# Constrained Optimisation

1. Oct 5, 2012

### notnottrue

1. The problem statement, all variables and given/known data
The temperature of a point on a unit sphere, centered at the origin, is given by
T(x,y,y)=xy+yz

2. Relevant equations
I know that the equation of a unit sphere is x^2+y^2+x^2=1, which will be the constraint.

3. The attempt at a solution
The partial derivatives of T are y, x+z and y respectively.
Unit circle partial derivatives are 2x, 2y and 2z.

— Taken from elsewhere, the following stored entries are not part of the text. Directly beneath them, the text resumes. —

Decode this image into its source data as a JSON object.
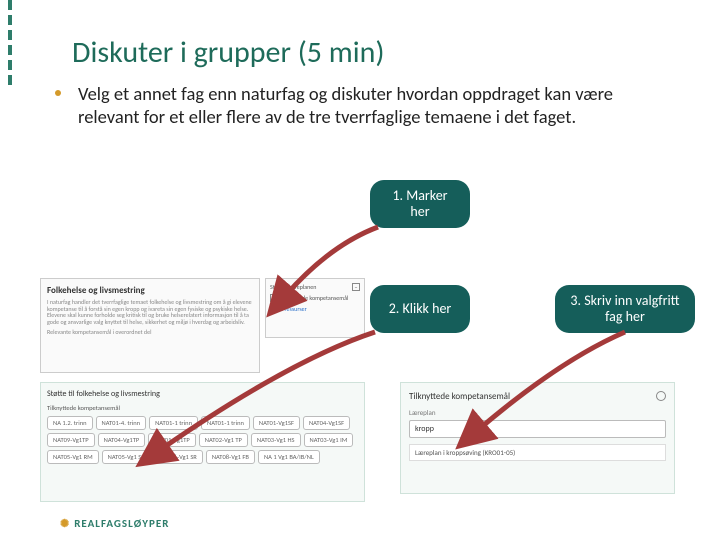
{
  "title": "Diskuter i grupper (5 min)",
  "body": "Velg et annet fag enn naturfag og diskuter hvordan oppdraget kan være relevant for et eller flere av de tre tverrfaglige temaene i det faget.",
  "callouts": {
    "c1": "1. Marker her",
    "c2": "2. Klikk her",
    "c3": "3. Skriv inn valgfritt fag her"
  },
  "shot1": {
    "heading": "Folkehelse og livsmestring",
    "blurb": "I naturfag handler det tverrfaglige temaet folkehelse og livsmestring om å gi elevene kompetanse til å forstå sin egen kropp og ivareta sin egen fysiske og psykiske helse. Elevene skal kunne forholde seg kritisk til og bruke helserelatert informasjon til å ta gode og ansvarlige valg knyttet til helse, sikkerhet og miljø i hverdag og arbeidsliv.",
    "sub": "Relevante kompetansemål i overordnet del"
  },
  "shot2": {
    "heading": "Støtte i læreplanen",
    "chk_label": "Tilknyttede kompetansemål",
    "link": "Vis ressurser"
  },
  "shot3": {
    "heading": "Støtte til folkehelse og livsmestring",
    "sub": "Tilknyttede kompetansemål",
    "pills": [
      "NA 1.2. trinn",
      "NAT01‑4. trinn",
      "NAT01‑1 trinn",
      "NAT01‑1 trinn",
      "NAT01‑Vg1SF",
      "NAT04‑Vg1SF",
      "NAT09‑Vg1TP",
      "NAT04‑Vg1TP",
      "NET01‑Vg1TP",
      "NAT02‑Vg1 TP",
      "NAT03‑Vg1 HS",
      "NAT03‑Vg1 IM",
      "NAT05‑Vg1 RM",
      "NAT05‑Vg1 SR",
      "NAT06‑Vg1 SR",
      "NAT08‑Vg1 FB",
      "NA 1 Vg1 BA/IB/NL"
    ]
  },
  "shot4": {
    "heading": "Tilknyttede kompetansemål",
    "label": "Læreplan",
    "input_value": "kropp",
    "result": "Læreplan i kroppsøving (KRO01‑05)"
  },
  "logo": "REALFAGSLØYPER"
}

From a theorem in the lecture notes∇T(x,y,z)=$\lambda$∇G(x,y,z)
G being the constraint. With the critical points when these equal 0.

So I get y-$\lambda$2x=0
x+z-$\lambda$2y=0
y-$\lambda$2z=0
with $\lambda$2x=$\lambda$2z

Firstly, am I on the right track? If so, what is the next move?
Thanks

2. Oct 5, 2012

### gabbagabbahey

Well, you haven't actually stated the question, so I would start with that...

3. Oct 5, 2012

### Ray Vickson

The last equality implies either (a) λ = 0; or (b) x = z. Try to see what else happens in both cases (a) and (b).

RGV